What Means Expendable: The Strange Case of Jon Dette

Jon DetteSo it looks like Dave Lombardo is out of Slayer. Again. It seems he was dismissed from the band after investigating their finances and wondering why he was not getting paid. Interestingly, Slayer frontman Tom Araya was also part of this fact-finding mission, yet he was allowed to keep his job. While there are many layers to this, to me it reeks of a double standard for drummers, who are increasingly treated as an easily replaced commodity among heavy bands. Which leads me to the dark and mysterious past of Lombardo’s current replacement, Mr. Jon Dette.

Who the shit is Jon Dette, you ask? Good question. During the mid-1990s, thrash bands were shedding members left and right, particularly drummers. Some started playing alternative rock, some went to rehab, some just quit music entirely. The remaining members still needed to pay the bills, and therefore it was necessary to keep the band going, regardless of who was still in the lineup. This created an urgent need for replacement drummers, a need which was generally filled by one of the following two people: Paul Bostaph (ex-Forbidden) and Jon Dette, who originally came from the band Evildead.

Between 1994-1998, it was fucking impossible to keep track of which bands these two guys were playing with. Bostaph played with more bands overall, but also tended to quit them very quickly, which put Dette in the position of replacing Bostaph more than once. Dette kept the throne warm for Bostaph in Slayer, briefly, while Bostaph pursued his earth-shatteringly successful project The Truth about Seafood (nice career move, dude). And the two of them actually replaced each other several times in the ’90s-era lineup of Testament.
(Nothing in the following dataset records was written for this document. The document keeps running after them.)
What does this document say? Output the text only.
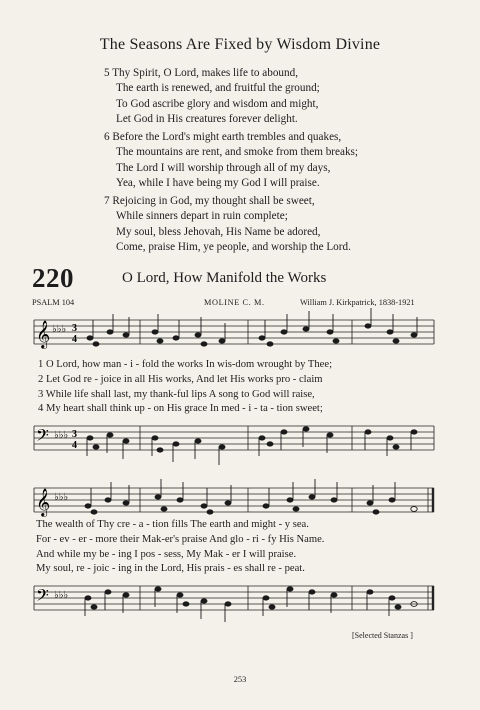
The Seasons Are Fixed by Wisdom Divine
5 Thy Spirit, O Lord, makes life to abound,
The earth is renewed, and fruitful the ground;
To God ascribe glory and wisdom and might,
Let God in His creatures forever delight.
6 Before the Lord's might earth trembles and quakes,
The mountains are rent, and smoke from them breaks;
The Lord I will worship through all of my days,
Yea, while I have being my God I will praise.
7 Rejoicing in God, my thought shall be sweet,
While sinners depart in ruin complete;
My soul, bless Jehovah, His Name be adored,
Come, praise Him, ye people, and worship the Lord.
220	O Lord, How Manifold the Works
PSALM 104	MOLINE C. M.	William J. Kirkpatrick, 1838-1921
𝄞 ♭♭♭ 3
4
1 O Lord, how man - i - fold the works In wis-dom wrought by Thee;
2 Let God re - joice in all His works, And let His works pro - claim
3 While life shall last, my thank-ful lips A song to God will raise,
4 My heart shall think up - on His grace In med - i - ta - tion sweet;
𝄢 ♭♭♭ 3
4
𝄞 ♭♭♭
The wealth of Thy cre - a - tion fills The earth and might - y sea.
For - ev - er - more their Mak-er's praise And glo - ri - fy His Name.
And while my be - ing I pos - sess, My Mak - er I will praise.
My soul, re - joic - ing in the Lord, His prais - es shall re - peat.
𝄢 ♭♭♭
[Selected Stanzas ]
253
Eventually, the dust settled. Bostaph returned to Slayer and stayed put until Lombardo returned in 2003, after which he did an album with Exodus, and then went back to Testament (again). After his brief tenure with Slayer in 1996, though, Dette’s trail goes cold. And unlike Bostaph, who appeared on some of thrash metal’s lesser albums, Dette made no studio appearances at all during this time. In fact, other than a live album with Testament, Live at the Fillmore, there is almost no record of Jon Dette ever being involved with two of thrash’s most heavyweight bands. As the new millennium dawned, most metal bands cashed in on nostalgia and attempted to reunite their original lineups. In this reunion-centric era, there was no place for professional replacements like Dette.

Other than a few small projects, things were pretty quiet for Dette until just last month. It was announced that Anthrax had hired him to fill in for Charlie Benante on an Australian tour, while Benante sorts out whatever his problem is. Conveniently, one of the Australian dates is the Soundwave Festival, which also features the newly drummer-less Slayer. Guess who’s already in the building and knows a bunch of Slayer songs? You guessed right. Given that Slayer originally fired Dette over “personal differences,” I can only imagine that the current situation is pretty tense for all involved.

Could this be a new beginning for Dette? Perhaps a shot at appearing on a studio album, and proving once and for all what he’s capable of? Who knows. Given all the outrage over Lombardo’s firing, Slayer might just take him back (where the fuck were all you people in 1994?!). And I highly doubt that anyone will ever play drums on an Anthrax record other than Benante. Regardless of where this may lead, 2013 marks the comeback of one of metal’s ultimate replacement musicians, and one of the best drummers you’ve probably never heard.